Being fined rates highly among life’s greatest annoyances. It can also rank right up there with its most financially crippling if you happen to be at the pointy end of a company undertaking unauthorised work - construction, clearing or otherwise - on what the NSW government legally deems waterfront land. 

What constitutes waterfront land? Any land or bed of a waterway 40 metres from the mean high bank.
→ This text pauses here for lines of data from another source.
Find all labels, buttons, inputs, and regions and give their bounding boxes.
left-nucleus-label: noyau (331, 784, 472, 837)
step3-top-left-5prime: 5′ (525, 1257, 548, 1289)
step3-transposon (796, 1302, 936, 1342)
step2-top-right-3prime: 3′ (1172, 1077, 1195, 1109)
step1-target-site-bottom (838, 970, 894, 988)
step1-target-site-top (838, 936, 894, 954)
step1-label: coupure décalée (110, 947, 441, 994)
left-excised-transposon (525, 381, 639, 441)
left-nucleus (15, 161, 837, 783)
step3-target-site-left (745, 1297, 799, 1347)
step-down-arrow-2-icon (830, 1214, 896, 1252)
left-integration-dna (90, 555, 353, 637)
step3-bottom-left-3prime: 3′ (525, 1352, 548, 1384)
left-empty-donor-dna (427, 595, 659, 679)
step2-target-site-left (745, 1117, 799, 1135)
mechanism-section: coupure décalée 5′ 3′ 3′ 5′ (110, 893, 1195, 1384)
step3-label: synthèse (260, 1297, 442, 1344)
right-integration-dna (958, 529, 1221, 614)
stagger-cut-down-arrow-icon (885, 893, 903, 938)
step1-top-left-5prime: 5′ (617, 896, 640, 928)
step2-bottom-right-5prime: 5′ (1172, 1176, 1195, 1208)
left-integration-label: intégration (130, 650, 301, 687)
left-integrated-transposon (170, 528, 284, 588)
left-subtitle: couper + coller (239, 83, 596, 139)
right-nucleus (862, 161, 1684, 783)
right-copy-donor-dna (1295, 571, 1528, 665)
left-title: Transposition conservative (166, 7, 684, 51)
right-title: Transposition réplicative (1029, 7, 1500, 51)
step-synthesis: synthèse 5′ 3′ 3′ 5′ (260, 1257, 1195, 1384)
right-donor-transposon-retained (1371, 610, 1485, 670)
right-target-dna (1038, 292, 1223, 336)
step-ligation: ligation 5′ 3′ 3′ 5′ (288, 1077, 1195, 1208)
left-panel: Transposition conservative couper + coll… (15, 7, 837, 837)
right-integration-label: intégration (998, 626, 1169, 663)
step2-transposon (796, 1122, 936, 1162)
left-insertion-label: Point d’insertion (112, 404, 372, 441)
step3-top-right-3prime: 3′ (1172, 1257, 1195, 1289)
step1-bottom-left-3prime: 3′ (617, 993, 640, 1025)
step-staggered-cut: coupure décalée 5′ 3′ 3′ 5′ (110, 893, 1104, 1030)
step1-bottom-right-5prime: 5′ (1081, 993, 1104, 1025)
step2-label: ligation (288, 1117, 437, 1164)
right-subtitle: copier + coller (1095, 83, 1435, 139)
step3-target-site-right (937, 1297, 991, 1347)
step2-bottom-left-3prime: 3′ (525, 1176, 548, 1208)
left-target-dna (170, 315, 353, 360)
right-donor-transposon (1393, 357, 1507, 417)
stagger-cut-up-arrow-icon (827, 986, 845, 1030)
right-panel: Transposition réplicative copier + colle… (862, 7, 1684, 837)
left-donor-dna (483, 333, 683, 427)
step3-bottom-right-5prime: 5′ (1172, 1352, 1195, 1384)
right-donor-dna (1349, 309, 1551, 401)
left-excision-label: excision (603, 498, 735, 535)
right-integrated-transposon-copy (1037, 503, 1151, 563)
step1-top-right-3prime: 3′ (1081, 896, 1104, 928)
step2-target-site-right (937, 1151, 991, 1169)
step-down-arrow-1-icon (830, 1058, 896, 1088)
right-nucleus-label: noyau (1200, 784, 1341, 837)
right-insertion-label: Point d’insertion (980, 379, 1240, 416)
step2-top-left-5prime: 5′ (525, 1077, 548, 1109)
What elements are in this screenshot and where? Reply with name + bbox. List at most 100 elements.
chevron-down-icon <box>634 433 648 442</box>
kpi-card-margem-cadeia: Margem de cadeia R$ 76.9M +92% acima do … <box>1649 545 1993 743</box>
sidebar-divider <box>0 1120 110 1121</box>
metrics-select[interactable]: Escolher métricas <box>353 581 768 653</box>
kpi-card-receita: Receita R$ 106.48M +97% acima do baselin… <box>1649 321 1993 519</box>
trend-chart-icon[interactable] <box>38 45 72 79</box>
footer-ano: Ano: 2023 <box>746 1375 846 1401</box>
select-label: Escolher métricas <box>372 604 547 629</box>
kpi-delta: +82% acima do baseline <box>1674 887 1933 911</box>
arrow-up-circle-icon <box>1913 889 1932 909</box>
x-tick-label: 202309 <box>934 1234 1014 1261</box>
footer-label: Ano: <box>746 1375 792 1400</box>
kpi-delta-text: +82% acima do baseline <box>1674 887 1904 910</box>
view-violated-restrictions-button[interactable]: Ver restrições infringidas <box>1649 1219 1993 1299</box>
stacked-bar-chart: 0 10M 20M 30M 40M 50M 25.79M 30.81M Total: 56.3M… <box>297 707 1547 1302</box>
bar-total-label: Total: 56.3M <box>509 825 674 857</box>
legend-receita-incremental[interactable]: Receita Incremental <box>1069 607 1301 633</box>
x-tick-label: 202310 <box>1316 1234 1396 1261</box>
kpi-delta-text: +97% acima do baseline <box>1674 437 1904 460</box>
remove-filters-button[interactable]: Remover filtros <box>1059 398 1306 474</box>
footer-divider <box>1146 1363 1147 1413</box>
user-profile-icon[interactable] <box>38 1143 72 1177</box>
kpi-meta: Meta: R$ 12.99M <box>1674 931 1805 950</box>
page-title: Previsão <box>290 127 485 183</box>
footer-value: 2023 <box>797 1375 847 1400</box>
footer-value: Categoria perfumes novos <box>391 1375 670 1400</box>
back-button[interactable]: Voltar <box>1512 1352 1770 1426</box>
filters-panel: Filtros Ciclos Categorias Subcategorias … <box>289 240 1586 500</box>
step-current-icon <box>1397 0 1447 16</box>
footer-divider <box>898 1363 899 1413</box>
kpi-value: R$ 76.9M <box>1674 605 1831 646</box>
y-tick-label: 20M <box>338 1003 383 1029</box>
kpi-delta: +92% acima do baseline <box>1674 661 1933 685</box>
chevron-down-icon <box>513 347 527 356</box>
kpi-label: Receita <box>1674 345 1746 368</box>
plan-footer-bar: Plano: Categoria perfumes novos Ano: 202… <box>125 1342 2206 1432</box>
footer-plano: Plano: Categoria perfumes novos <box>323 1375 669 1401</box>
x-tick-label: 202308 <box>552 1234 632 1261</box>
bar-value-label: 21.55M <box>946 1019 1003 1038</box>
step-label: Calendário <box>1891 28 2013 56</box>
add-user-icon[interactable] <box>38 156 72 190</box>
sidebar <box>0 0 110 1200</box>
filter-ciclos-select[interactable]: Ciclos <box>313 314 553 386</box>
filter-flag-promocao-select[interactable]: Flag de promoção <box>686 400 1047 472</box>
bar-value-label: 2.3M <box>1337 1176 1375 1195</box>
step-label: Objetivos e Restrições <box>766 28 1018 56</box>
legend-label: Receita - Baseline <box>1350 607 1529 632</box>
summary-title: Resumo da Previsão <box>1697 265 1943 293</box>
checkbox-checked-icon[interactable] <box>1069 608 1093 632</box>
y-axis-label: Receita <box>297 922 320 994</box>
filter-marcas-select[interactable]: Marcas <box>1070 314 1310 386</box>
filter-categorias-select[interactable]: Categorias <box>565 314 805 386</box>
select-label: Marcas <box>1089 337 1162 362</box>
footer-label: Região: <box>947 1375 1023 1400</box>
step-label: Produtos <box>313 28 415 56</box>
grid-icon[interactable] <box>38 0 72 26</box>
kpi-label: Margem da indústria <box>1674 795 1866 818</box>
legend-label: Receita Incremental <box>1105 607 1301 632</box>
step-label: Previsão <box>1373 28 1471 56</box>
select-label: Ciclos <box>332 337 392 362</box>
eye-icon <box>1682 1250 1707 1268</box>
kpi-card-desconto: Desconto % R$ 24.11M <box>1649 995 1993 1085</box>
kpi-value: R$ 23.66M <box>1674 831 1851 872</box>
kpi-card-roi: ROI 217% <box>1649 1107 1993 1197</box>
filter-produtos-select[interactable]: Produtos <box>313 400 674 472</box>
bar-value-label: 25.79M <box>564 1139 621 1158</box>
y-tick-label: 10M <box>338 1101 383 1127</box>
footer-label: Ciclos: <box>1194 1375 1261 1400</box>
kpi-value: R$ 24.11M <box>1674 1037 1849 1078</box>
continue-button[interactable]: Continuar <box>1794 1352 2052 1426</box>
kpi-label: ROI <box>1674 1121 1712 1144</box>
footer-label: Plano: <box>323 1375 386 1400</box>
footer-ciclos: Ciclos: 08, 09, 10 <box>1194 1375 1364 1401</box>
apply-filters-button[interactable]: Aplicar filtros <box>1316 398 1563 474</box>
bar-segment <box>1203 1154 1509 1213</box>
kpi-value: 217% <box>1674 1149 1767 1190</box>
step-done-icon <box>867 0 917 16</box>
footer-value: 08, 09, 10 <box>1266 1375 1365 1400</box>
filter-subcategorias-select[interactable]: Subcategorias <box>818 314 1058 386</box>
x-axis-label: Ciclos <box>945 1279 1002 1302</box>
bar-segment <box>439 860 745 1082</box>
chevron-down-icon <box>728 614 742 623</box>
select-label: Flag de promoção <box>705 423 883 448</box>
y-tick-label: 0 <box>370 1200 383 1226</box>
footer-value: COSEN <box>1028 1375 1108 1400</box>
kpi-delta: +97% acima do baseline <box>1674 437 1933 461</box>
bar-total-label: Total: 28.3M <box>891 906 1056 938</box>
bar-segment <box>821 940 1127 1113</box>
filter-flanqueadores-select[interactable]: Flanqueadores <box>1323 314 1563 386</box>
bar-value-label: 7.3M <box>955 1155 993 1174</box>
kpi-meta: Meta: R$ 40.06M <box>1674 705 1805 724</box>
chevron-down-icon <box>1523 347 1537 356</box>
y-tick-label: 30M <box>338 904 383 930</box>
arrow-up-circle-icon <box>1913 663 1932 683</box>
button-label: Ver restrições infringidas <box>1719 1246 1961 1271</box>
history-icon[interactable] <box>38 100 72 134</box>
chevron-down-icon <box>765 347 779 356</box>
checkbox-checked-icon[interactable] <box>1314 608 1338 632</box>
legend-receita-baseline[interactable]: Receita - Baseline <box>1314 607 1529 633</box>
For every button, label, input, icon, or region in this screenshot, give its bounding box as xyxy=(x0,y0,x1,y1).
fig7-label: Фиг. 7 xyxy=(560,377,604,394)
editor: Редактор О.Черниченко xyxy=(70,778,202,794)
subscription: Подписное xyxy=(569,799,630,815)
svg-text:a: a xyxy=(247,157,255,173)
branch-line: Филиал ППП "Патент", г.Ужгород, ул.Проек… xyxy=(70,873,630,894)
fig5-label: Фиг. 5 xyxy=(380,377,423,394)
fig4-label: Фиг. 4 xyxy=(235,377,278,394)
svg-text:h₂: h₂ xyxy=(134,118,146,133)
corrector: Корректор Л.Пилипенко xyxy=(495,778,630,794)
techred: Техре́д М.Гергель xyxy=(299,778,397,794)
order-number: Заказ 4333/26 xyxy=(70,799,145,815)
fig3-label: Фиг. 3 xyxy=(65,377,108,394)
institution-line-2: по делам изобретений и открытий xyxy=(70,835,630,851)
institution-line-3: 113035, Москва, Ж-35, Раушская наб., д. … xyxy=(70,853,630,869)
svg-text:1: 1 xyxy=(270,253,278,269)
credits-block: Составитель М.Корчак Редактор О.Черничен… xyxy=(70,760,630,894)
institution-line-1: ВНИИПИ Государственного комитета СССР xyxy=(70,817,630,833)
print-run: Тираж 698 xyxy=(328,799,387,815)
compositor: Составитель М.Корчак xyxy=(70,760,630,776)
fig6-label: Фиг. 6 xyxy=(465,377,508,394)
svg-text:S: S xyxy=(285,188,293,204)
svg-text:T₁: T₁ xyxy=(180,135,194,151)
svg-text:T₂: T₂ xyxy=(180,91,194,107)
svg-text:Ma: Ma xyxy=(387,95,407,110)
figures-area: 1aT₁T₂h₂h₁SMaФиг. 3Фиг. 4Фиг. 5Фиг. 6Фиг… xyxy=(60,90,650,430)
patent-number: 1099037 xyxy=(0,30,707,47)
But unfortunately, an increasing number of organisations carrying out “controlled activities” - anything from construction to clearing or depositing rocks, sand or plants - on such parcels without proper approvals has led to NSW imposing some of the strictest penalties in the country.

Since September 2024, fines for proceeding with “controlled activities” without approval have risen over ten-fold for corporations - from $1500 to anywhere between $6000 and $15,400 - and for individuals, from $750 to between $3000 and $7700.

Why the big deal? “Undertaking work on waterfront land can threaten the waterway’s health,” explains Dion Bull, a Forster-based lawyer with Stacks Law Firm Stacks Law Firm | Lawyers NSW QLD ACT - Australia  and member of the NSW Environment and Planning Law Association. “This presents risks to the ecosystems and impacts on other water users up and downstream.” 

Some of the most prominent cases in recent years to highlight the impact of such breaches have occurred near Port Stephens on the NSW North Coast, Clyde River on the NSW South Coast and near Mildura’s irrigation areas in north-west Victoria. 

In the Port Stephens case, a company was fined a total $88,000 by the Natural Resources Access Regulator (NRAR) and ordered to pay a further $20,000 in professional costs after being found guilty of four charges ($22,000 each) in relation to unapproved works on waterfront land. The Raymond Terrace Local Court heard that in 2019 the company removed plants from three sites along a creek in Port Stephens as well as placed rock and turf at another site without approval.

The judgement sent a “clear message to landholders that if they flout NSW water management laws, they risk the full force of the law,” said Grant Barnes, Chief Regulatory Officer of the NRAR. “Unauthorised works can cause instability of stream banks, soil erosion and an increase in sediment as well as destruction of habitat.”

Another local court case, this time on the NSW South Coast, involved an individual being convicted of two offences - clearing vegetation & depositing material, as well as building a boat ramp, on land fronting the Clyde River over a two-year period. The waterfront land in question was also adjacent to a Marine Park and on Crown Land, and the harm involved the clearing of more than 500 square metres of woody native vegetation and potential pollution from excavation and erosion at the site. 

As the defendant showed genuine remorse, and entered a guilty plea as early as possible, the magistrate granted them a 25% discount on the penalty, handing down $7500 per offence (instead of $10,000) and ordering the defendant pay a total $15,000 fine. 

In one of the largest fines, a Mildura wine company was last year slapped with almost $500,000 in fines for illegally siphoning water from an irrigation pipeline over a three-year period. 

Want to avoid a fine? Then seek regulatory approval for a “controlled activity” on waterfront land, activities such as:

  • Construction; erecting a building and similar 
  • Removing material such as rocks, sand, gravel and/or plants
  • Depositing material on waterfront land, from landfill to organic matter including rocks, gravel and boulders
  • Embarking on full-scale construction of infrastructure such as bridges, roads, sea walls, re-aligning channels and/or taking any measures to control erosion.